— Ну разумеется. Но только ты недолго. Тебе поберечься надо бы. И ни в коем случае не делай слишком горячей воду.
Купаясь в душе, Анфиса что-то негромко напевает, а Принц подтявкивает под дверью ванной комнаты. Она выходит с тюрбаном на голове, кутаясь в свой любимый красный шелковый халат, и проходит в спальню. А через минуту зовет меня к себе.
Когда я захожу, она машет рукой в сторону огромного платяного шкафа и просит:
— Солнышко, открой антресоль и достань там коробку. Розовая такая. С цветами.
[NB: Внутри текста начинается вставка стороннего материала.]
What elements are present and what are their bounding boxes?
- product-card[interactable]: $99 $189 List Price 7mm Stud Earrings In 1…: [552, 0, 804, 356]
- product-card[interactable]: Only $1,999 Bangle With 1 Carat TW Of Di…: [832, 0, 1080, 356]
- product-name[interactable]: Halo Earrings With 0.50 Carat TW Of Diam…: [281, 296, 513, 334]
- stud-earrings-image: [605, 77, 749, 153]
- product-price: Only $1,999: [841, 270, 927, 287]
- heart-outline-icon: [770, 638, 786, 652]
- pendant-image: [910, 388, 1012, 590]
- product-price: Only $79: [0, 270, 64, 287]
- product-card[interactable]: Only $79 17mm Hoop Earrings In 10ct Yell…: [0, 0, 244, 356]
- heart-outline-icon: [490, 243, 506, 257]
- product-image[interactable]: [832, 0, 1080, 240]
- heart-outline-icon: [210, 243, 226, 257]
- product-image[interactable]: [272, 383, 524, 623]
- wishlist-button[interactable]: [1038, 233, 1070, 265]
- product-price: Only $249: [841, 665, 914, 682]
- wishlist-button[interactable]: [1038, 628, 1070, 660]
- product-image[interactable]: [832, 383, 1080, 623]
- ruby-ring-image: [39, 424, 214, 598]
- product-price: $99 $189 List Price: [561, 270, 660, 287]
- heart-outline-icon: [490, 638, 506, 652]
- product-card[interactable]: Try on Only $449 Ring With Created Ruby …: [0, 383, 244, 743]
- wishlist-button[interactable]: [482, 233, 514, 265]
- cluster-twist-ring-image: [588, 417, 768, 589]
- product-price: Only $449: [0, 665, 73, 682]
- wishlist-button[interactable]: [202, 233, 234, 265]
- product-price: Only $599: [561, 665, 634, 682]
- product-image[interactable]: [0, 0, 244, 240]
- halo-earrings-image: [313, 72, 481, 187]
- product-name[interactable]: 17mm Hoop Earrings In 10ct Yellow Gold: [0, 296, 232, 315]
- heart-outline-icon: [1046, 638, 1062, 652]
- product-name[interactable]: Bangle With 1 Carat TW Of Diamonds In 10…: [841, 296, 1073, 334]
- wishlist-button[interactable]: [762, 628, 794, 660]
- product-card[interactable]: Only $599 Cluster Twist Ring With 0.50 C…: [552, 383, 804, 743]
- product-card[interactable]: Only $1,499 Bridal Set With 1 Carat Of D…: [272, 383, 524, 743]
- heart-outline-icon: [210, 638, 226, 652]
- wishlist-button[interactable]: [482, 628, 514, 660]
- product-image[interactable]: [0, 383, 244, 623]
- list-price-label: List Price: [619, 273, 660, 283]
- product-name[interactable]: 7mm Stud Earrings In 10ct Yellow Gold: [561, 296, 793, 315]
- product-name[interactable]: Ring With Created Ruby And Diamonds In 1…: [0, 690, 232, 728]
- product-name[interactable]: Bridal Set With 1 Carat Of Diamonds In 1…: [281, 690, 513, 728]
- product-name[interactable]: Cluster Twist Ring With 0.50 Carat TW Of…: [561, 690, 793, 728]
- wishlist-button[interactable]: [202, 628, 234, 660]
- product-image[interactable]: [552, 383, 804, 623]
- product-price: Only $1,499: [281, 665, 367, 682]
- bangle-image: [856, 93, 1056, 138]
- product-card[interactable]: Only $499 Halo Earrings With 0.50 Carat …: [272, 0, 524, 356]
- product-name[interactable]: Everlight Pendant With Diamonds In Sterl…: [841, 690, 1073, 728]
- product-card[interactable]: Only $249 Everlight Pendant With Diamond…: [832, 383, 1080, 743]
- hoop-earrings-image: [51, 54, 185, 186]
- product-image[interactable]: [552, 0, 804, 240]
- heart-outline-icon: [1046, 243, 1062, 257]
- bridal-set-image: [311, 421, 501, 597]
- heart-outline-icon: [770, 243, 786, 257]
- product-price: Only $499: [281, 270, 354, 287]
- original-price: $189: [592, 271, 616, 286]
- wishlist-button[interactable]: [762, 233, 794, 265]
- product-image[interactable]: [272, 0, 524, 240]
Я достаю названное, кладу на огромную двуспальную кровать, на которой на высоких подушках лежит Анфиса, и открываю крышку.
— Нравится? — улыбается она, видя мой восхищенный взгляд.
В коробке лежит… мечта. Возможно, кто-то другой назвал бы это платье другими словами, но у меня их не находится, потому что оно… идеально.
— Винтажное платье от Диор. Коллекция шестьдесят второго года. Помнишь, я как-то рассказывала тебе, что сделала себе подарок на день рождения и ездила в Париж? Вот там в одном из крохотных магазинчиков я нашла это чудо.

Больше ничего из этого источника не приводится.